Did he not understand women at all? “If you could give me a hint,” she suggested.

“It will have something to do with the chapel.”

“The chapel?” Isabella could not imagine what he had in mind. The last time she had seen it, the chapel had looked like a construction site, surrounded by scaffolding.

“Trust me.”

“All right.”

“I’ll pick you up just before eight.”

“All right.”

It was complete surrender, and she knew it. And looking at his face, so familiar to her now, she realized it was a surrender for him, too. It was a surrender to what had been building between them like a thunderstorm on the horizon.

Looking at his face, Isabella wondered when exactly this had happened. When had he come to feel beloved to her?

Had it been as he painted the sky on cardboard or cut the head hole from yet another sunshine? Or had it been before that, when he had drawn her into the swimming pool and taught her to embrace what frightened her most?

Maybe it was before even that. Maybe it had begun that morning they had walked through the dawn to the river and she had felt the mud ooze up between her toes.

Or maybe it had been from the very first moment, when she had put his breakfast outside his door and been assaulted by him in her own home, the beginning of the waking up that had led to this: how she loved her life with Connor Benson in it.
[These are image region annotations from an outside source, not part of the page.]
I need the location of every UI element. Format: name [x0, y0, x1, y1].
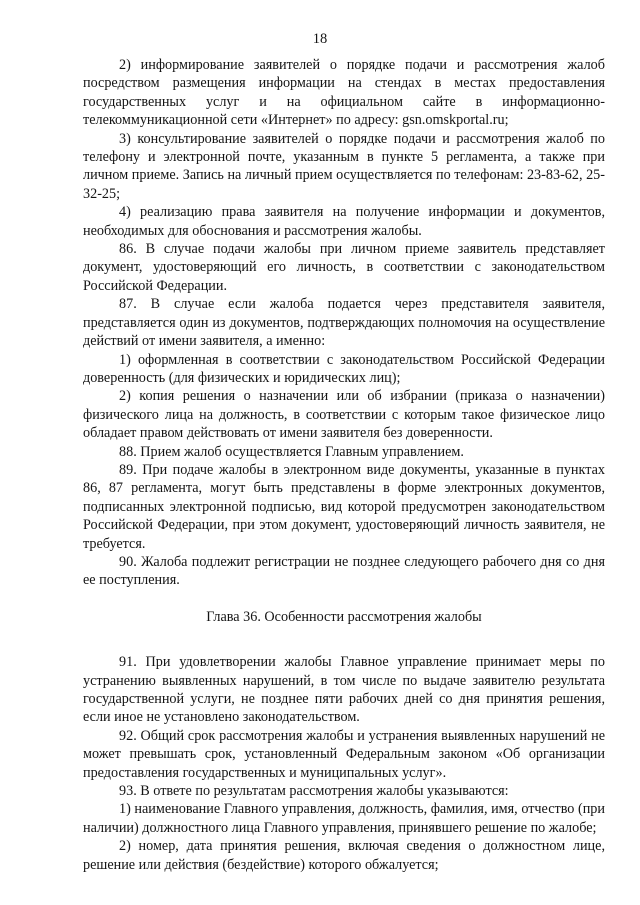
- paragraph: 88. Прием жалоб осуществляется Главным управлением.: [119, 443, 464, 460]
- paragraph: 2) информирование заявителей о порядке подачи и рассмотрения жалоб посредством размещения информации на стендах в местах предоставления государственных услуг и на официальном сайте в информационно-телекоммуникационной сети «Интернет» по адресу: gsn.omskportal.ru;: [83, 57, 605, 129]
- paragraph: 3) консультирование заявителей о порядке подачи и рассмотрения жалоб по телефону и электронной почте, указанным в пункте 5 регламента, а также при личном приеме. Запись на личный прием осуществляется по телефонам: 23-83-62, 25-32-25;: [83, 130, 605, 202]
- paragraph: 92. Общий срок рассмотрения жалобы и устранения выявленных нарушений не может превышать срок, установленный Федеральным законом «Об организации предоставления государственных и муниципальных услуг».: [83, 727, 605, 781]
- paragraph: 91. При удовлетворении жалобы Главное управление принимает меры по устранению выявленных нарушений, в том числе по выдаче заявителю результата государственной услуги, не позднее пяти рабочих дней со дня принятия решения, если иное не установлено законодательством.: [83, 654, 605, 726]
- paragraph: 1) оформленная в соответствии с законодательством Российской Федерации доверенность (для физических и юридических лиц);: [83, 351, 605, 386]
- paragraph: 2) номер, дата принятия решения, включая сведения о должностном лице, решение или действия (бездействие) которого обжалуется;: [83, 838, 605, 873]
- paragraph: 1) наименование Главного управления, должность, фамилия, имя, отчество (при наличии) должностного лица Главного управления, принявшего решение по жалобе;: [83, 801, 605, 836]
- paragraph: 87. В случае если жалоба подается через представителя заявителя, представляется один из документов, подтверждающих полномочия на осуществление действий от имени заявителя, а именно:: [83, 296, 605, 350]
- paragraph: 89. При подаче жалобы в электронном виде документы, указанные в пунктах 86, 87 регламента, могут быть представлены в форме электронных документов, подписанных электронной подписью, вид которой предусмотрен законодательством Российской Федерации, при этом документ, удостоверяющий личность заявителя, не требуется.: [83, 461, 605, 552]
- chapter-heading: Глава 36. Особенности рассмотрения жалобы: [206, 608, 482, 625]
- paragraph: 4) реализацию права заявителя на получение информации и документов, необходимых для обоснования и рассмотрения жалобы.: [83, 204, 605, 239]
- paragraph: 86. В случае подачи жалобы при личном приеме заявитель представляет документ, удостоверяющий его личность, в соответствии с законодательством Российской Федерации.: [83, 241, 605, 294]
- paragraph: 2) копия решения о назначении или об избрании (приказа о назначении) физического лица на должность, в соответствии с которым такое физическое лицо обладает правом действовать от имени заявителя без доверенности.: [83, 388, 605, 442]
- paragraph: 90. Жалоба подлежит регистрации не позднее следующего рабочего дня со дня ее поступления.: [83, 553, 605, 589]
- page-number: 18: [312, 31, 328, 47]
- paragraph: 93. В ответе по результатам рассмотрения жалобы указываются:: [119, 783, 509, 800]
- document-body: [83, 56, 605, 874]
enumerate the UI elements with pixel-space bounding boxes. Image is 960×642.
It was a warm evening, so Isabella wore a simple white sundress of eyelet cotton, with narrow straps and a ribbon at the waist and a wide skirt. It did not sing the siren song that her red dress had, but it showed off her coloring and her figure, and it was more her, somehow. It was as if, with Connor, she was exploring herself and slowly arriving at what that really was.
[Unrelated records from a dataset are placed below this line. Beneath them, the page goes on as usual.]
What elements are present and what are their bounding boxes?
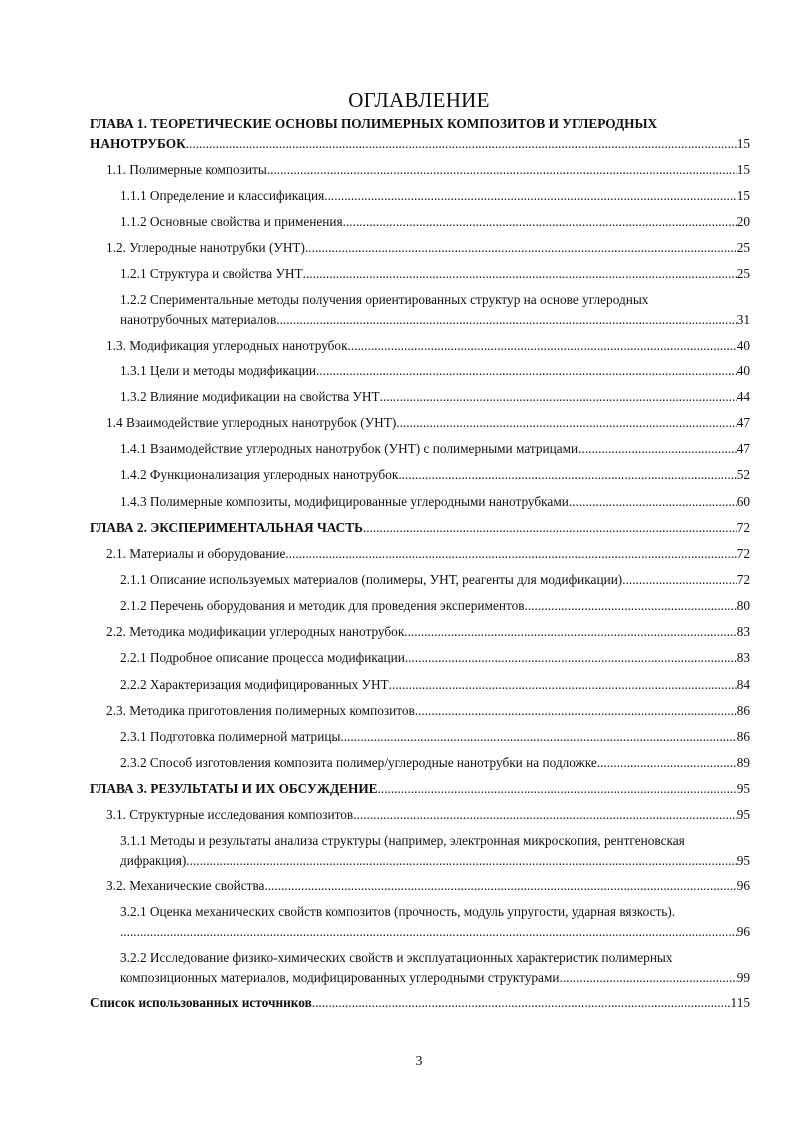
toc-entry-title-continued: нанотрубочных материалов [120,312,277,327]
dot-leader [348,337,737,354]
toc-entry[interactable] [120,362,750,379]
toc-entry-page: 20 [736,214,750,229]
toc-entry-page: 47 [736,415,750,430]
toc-entry-title: 2.1.2 Перечень оборудования и методик для проведения экспериментов [120,598,525,613]
dot-leader [316,362,737,379]
toc-entry-title: 1.1.2 Основные свойства и применения [120,214,343,229]
toc-entry-title: 2.3.2 Способ изготовления композита полимер/углеродные нанотрубки на подложке [120,755,597,770]
toc-entry-page: 44 [736,389,750,404]
toc-entry[interactable] [90,115,750,152]
toc-entry-title: 2.3.1 Подготовка полимерной матрицы [120,729,341,744]
toc-entry-page: 72 [736,546,750,561]
toc-entry[interactable] [120,440,750,457]
toc-entry-title: 1.4 Взаимодействие углеродных нанотрубок (УНТ) [106,415,397,430]
toc-entry-title: 1.3.1 Цели и методы модификации [120,363,316,378]
toc-entry-page: 72 [736,520,750,535]
toc-entry[interactable] [106,337,750,354]
toc-entry-title-continued: композиционных материалов, модифицированных углеродными структурами [120,970,560,985]
toc-entry-page: 40 [736,363,750,378]
dot-leader [405,649,737,666]
dot-leader [396,414,736,431]
toc-entry-title: 1.1.1 Определение и классификация [120,188,325,203]
toc-entry-title: 1.1. Полимерные композиты [106,162,267,177]
dot-leader [622,571,736,588]
toc-entry-title-continued: дифракция) [120,853,187,868]
toc-entry-page: 15 [736,162,750,177]
toc-entry-page: 95 [736,807,750,822]
toc-entry[interactable] [120,832,750,869]
toc-entry-page: 89 [736,755,750,770]
toc-entry[interactable] [106,414,750,431]
toc-entry[interactable] [106,545,750,562]
dot-leader [560,969,737,986]
toc-entry[interactable] [120,754,750,771]
toc-entry[interactable] [90,994,750,1011]
toc-entry-page: 95 [736,853,750,868]
toc-entry-page: 86 [736,729,750,744]
page-number: 3 [415,1054,423,1069]
toc-entry[interactable] [120,676,750,693]
toc-entry-page: 15 [736,188,750,203]
toc-entry-title: 3.1.1 Методы и результаты анализа структуры (например, электронная микроскопия, рентгеновская [120,833,685,848]
dot-leader [340,728,736,745]
toc-entry-page: 25 [736,266,750,281]
dot-leader [578,440,737,457]
toc-entry[interactable] [120,388,750,405]
toc-entry-title: 2.3. Методика приготовления полимерных композитов [106,703,415,718]
toc-entry-title: 2.2.2 Характеризация модифицированных УНТ [120,677,389,692]
toc-entry-title: 2.1.1 Описание используемых материалов (полимеры, УНТ, реагенты для модификации) [120,572,623,587]
dot-leader [389,676,737,693]
toc-entry-page: 83 [736,650,750,665]
toc-entry[interactable] [106,623,750,640]
toc-entry-page: 86 [736,703,750,718]
toc-entry-title: 3.2.1 Оценка механических свойств композитов (прочность, модуль упругости, ударная вязкость). [120,904,676,919]
toc-entry[interactable] [120,291,750,328]
toc-entry[interactable] [120,466,750,483]
dot-leader [276,311,736,328]
dot-leader [404,623,736,640]
toc-entry[interactable] [106,239,750,256]
dot-leader [303,265,737,282]
toc-entry[interactable] [106,806,750,823]
toc-entry-page: 80 [736,598,750,613]
toc-entry[interactable] [120,213,750,230]
dot-leader [120,923,737,940]
toc-entry-page: 15 [736,136,750,151]
dot-leader [324,187,736,204]
toc-entry-title: 3.2. Механические свойства [106,878,265,893]
dot-leader [267,161,737,178]
toc-entry-page: 72 [736,572,750,587]
toc-entry[interactable] [120,493,750,510]
dot-leader [264,877,736,894]
toc-entry-page: 84 [736,677,750,692]
toc-entry-title: 1.2. Углеродные нанотрубки (УНТ) [106,240,305,255]
toc-entry[interactable] [120,903,750,940]
dot-leader [398,466,736,483]
toc-entry-title: 1.3.2 Влияние модификации на свойства УНТ [120,389,380,404]
toc-entry-title: 1.4.3 Полимерные композиты, модифицированные углеродными нанотрубками [120,494,569,509]
toc-entry-title: 2.2. Методика модификации углеродных нанотрубок [106,624,405,639]
dot-leader [305,239,737,256]
toc-entry-title: 1.2.2 Спериментальные методы получения ориентированных структур на основе углеродных [120,292,649,307]
dot-leader [380,388,737,405]
dot-leader [415,702,737,719]
toc-entry[interactable] [120,187,750,204]
toc-entry-title: 2.2.1 Подробное описание процесса модификации [120,650,405,665]
dot-leader [363,519,737,536]
toc-entry[interactable] [120,728,750,745]
toc-entry-page: 52 [736,467,750,482]
toc-entry[interactable] [106,877,750,894]
toc-entry-page: 115 [730,995,750,1010]
dot-leader [343,213,737,230]
toc-entry[interactable] [106,161,750,178]
toc-entry-title: ГЛАВА 1. ТЕОРЕТИЧЕСКИЕ ОСНОВЫ ПОЛИМЕРНЫХ КОМПОЗИТОВ И УГЛЕРОДНЫХ [90,116,658,131]
toc-entry-title: 1.4.2 Функционализация углеродных нанотрубок [120,467,399,482]
table-of-contents [90,0,750,1131]
toc-entry-page: 96 [736,924,750,939]
toc-entry[interactable] [120,265,750,282]
toc-entry-title: 1.3. Модификация углеродных нанотрубок [106,338,348,353]
toc-title: ОГЛАВЛЕНИЕ [348,88,490,112]
dot-leader [525,597,737,614]
toc-entry-title: 3.1. Структурные исследования композитов [106,807,354,822]
toc-entry-page: 95 [736,781,750,796]
toc-entry-page: 83 [736,624,750,639]
toc-entry[interactable] [120,649,750,666]
toc-entry-page: 40 [736,338,750,353]
dot-leader [597,754,737,771]
toc-entry-title: 1.4.1 Взаимодействие углеродных нанотрубок (УНТ) с полимерными матрицами [120,441,579,456]
dot-leader [569,493,737,510]
toc-entry-page: 25 [736,240,750,255]
toc-entry-page: 60 [736,494,750,509]
toc-entry-title: 3.2.2 Исследование физико-химических свойств и эксплуатационных характеристик полимерных [120,950,673,965]
dot-leader [312,994,731,1011]
toc-entry[interactable] [120,949,750,986]
toc-entry[interactable] [90,780,750,797]
toc-entry-title: Список использованных источников [90,995,312,1010]
toc-entry-title: 1.2.1 Структура и свойства УНТ [120,266,303,281]
toc-entry[interactable] [90,519,750,536]
dot-leader [378,780,737,797]
dot-leader [353,806,736,823]
toc-entry[interactable] [120,597,750,614]
dot-leader [186,852,736,869]
toc-entry-page: 96 [736,878,750,893]
toc-entry-title: ГЛАВА 2. ЭКСПЕРИМЕНТАЛЬНАЯ ЧАСТЬ [90,520,363,535]
dot-leader [186,135,737,152]
dot-leader [285,545,736,562]
toc-entry[interactable] [120,571,750,588]
toc-entry[interactable] [106,702,750,719]
toc-entry-title-continued: НАНОТРУБОК [90,136,186,151]
toc-entry-title: ГЛАВА 3. РЕЗУЛЬТАТЫ И ИХ ОБСУЖДЕНИЕ [90,781,378,796]
toc-entry-page: 31 [736,312,750,327]
toc-entry-page: 47 [736,441,750,456]
toc-entry-page: 99 [736,970,750,985]
toc-entry-title: 2.1. Материалы и оборудование [106,546,286,561]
She saw she had chosen exactly the right ensemble when he arrived at her door. She could see it in his eyes even before he told her that she looked beautiful. Connor looked extraordinary. She had always seen him looking quite casual. Tonight he was in pressed dark slacks and a cream-colored linen dress shirt.

He went down her narrow walk before her and held open a car door. It was a very sleek, sporty car.

“Did you have a car before?” He hadn’t ever parked one when he lived with her.

“I had one at my disposal, if I needed it. I prefer to walk. It gives me a better sense of a place. You notice more.”

“Is this the car you had?” she asked.

He shook his head. “I traded up.”

“Why?” she whispered, looking at the sleek gray convertible with awe.

“It seems to me, my lady, you have missed a few things on the road to romance. Your man wants to show you new worlds and impress you.”

Her man? On the road to romance? Was she really ready for this? Isabella could barely breathe as he held open the door for her. It seemed like a long step down into the low-slung sports car, and he took her hand and helped her. She settled back in a deep leather seat.

The car was a dream to ride in, and she loved the way Connor handled it in the narrow streets. There was nothing about him, she realized, that was inclined to show off. And yet he was obviously extremely confident and capable handling the very powerful car. She loved the way one hand rested lightly on the wheel, his other on the knob of the gearshift. The ride seemed over way too soon. When she reached for the door handle, he gave her a meaningful look and she let her hand fall away.

He opened the door for her and then went around to the trunk and opened it as well. He looped the handle of a large wicker basket over his left arm and offered her his right. She threaded her arm through the crook of his elbow and they went up the well-worn path to the palazzo’s chapel.

It was as she had remembered, almost completely engulfed in scaffolding.

“It must be American,” she said out loud.

“What?”

“A date at a construction site.”

“What? Italians don’t date at construction sites?” He shook his head, teasing her. “I thought you people had perfected the romantic gesture.”